At the Creative Country event in Melbourne hosted by NAB and The Australian, there was a strong argument that the debate around innovation needs to be broadened out. And a consensus that the government’s so-called ‘innovation agenda’ has largely failed to capture the imagination of the public because it isn’t an appealing prospect. In fact, that it’s “scary” and terrifying” for most people.
Turnbull’s ‘ideas boom’ a $1.1bn package backed by a $28m ad campaign intended to offer better incentives and conditions for startups to thrive, among other things.
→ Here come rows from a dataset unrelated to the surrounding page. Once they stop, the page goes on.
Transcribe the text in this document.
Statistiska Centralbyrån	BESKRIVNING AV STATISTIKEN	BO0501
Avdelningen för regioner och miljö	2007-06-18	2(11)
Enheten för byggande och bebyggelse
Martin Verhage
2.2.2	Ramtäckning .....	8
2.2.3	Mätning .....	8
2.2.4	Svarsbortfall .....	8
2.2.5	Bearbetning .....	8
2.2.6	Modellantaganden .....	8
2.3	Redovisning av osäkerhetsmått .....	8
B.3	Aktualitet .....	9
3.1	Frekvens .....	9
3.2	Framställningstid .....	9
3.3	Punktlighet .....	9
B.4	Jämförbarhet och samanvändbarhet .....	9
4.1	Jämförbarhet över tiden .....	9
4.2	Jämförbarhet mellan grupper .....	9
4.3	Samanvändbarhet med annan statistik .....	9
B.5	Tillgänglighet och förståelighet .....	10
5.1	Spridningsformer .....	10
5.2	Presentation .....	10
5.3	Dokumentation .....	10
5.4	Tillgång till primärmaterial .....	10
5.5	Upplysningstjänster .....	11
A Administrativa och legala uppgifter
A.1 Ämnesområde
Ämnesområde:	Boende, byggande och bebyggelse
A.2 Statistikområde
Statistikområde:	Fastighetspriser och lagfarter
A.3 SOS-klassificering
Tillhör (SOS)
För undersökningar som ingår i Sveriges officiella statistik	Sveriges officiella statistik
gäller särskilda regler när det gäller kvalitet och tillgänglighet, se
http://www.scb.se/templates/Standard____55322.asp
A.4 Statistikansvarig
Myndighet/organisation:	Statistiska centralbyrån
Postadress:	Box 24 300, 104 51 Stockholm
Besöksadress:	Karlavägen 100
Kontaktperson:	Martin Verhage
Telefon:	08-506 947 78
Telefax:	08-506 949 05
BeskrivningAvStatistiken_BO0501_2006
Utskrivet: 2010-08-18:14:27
It was announced with zeal but in the post-election wash up the innovation agenda is broadly seen in a negative light. Glenda Korporaal, associate editor of The Australian who chaired a panel on innovation at Creative Country, questioned how we make it more appealing and present innovation as a positive prospect.
Ralph Ashton, founder and director of the Australian Futures Project, said: “Innovation is being talked about in a scary way for the general public – as a swell of jobs that are going to leave … there is great uncertainty.”
“If we keep talking about innovation in terms of technology and great leaps, it will continue to be scary.”
Reports such as the Economy in Transition - startups, innovation and a work force for the future, published in July by LinkedIn and StartAus, serve to highlight the impact tech is having on jobs offering the stat that 4.6 million jobs will be made obsolete. That stat translates into uncertainty around jobs and security for most people although different roles will emerge as a result.
The report finds that automation will most impact retail, accommodation and food services, warehousing and admin and support functions - which account for a huge slice of the Australian workforce. Alex McCauley, CEO of StartAus, told The Age last month that while people don't think it's the case "technology has tended to create more jobs than it destroys."
That perception that innovation and technology will mean fewer jobs is a problem for how innovation is embraced by both the public and by business.
More familiar to the media and creative industry is the perception that innovation is a good thing, typified by organisations such as Google, Airbnb and the day to day work that creative and media agencies are doing. On the panel Google’s engineering director Alan Noble espoused the company’s “moon shots” approach to driving innovation and looking for ever more ambitious ideas to develop, saying “Instead of asking for an engine to be 10x more efficient, why not make it 100x faster, or make it completely dependent on renewable fuel?”
However, that drew a frank riposte from Catherine Livingstone, president of the Business Council of Australia. She was vehement in her position that while ambitious innovation is all well and good – what’s more important is making it tangible for the masses, and encouraging small steps towards the bigger goal.
“That’s why people are terrified of innovation … if innovation is defined a moon-shot thinking it alienates people. [Small scale innovation] might not get fanfare but it can have a huge impact,” she says.
“Let’s make room for those people who in their daily job can make a small change to a pain point.”
Professor Julianne Schultz, the chair of the Australian Film Television and Radio School, was on the same page and talked about a need for innovation to be talked about more broadly than technology. She also highlighted the missing connection between innovations and what they actually mean for people and the positive impact they may have on lives.
“The problem is the Government presented [the innovation agenda] as something that was done by small niches of geeky guys … we need to find a way of talking about innovation that is more all-encompassing,” she added.
Ford Australia CEO Graeme Whickman suggested that perhaps under the government’s agenda, innovation is resented as “too sterile” with a major focus being on STEM (science, technology, engineering and maths) and that making it more tangible might make it more appealing concept for more people.
Earlier in the day NAB CEO Andrew Thornbury had also talked about the tendency towards incrementalism in larger organisations and the way that innovation is usually confined to technology departments. He too urged broader thinking.
“Inside big organisations, failing fast isn’t always seen as a good business strategy, incrementalism and getting things right are rewarded and this is a challenge we all need to push into,” he said.
“We need to redefine innovation from the domain of technology departments and companies and a few big ideas to being about everyone, every business, and constant incremental changes that have a cumulative impact.”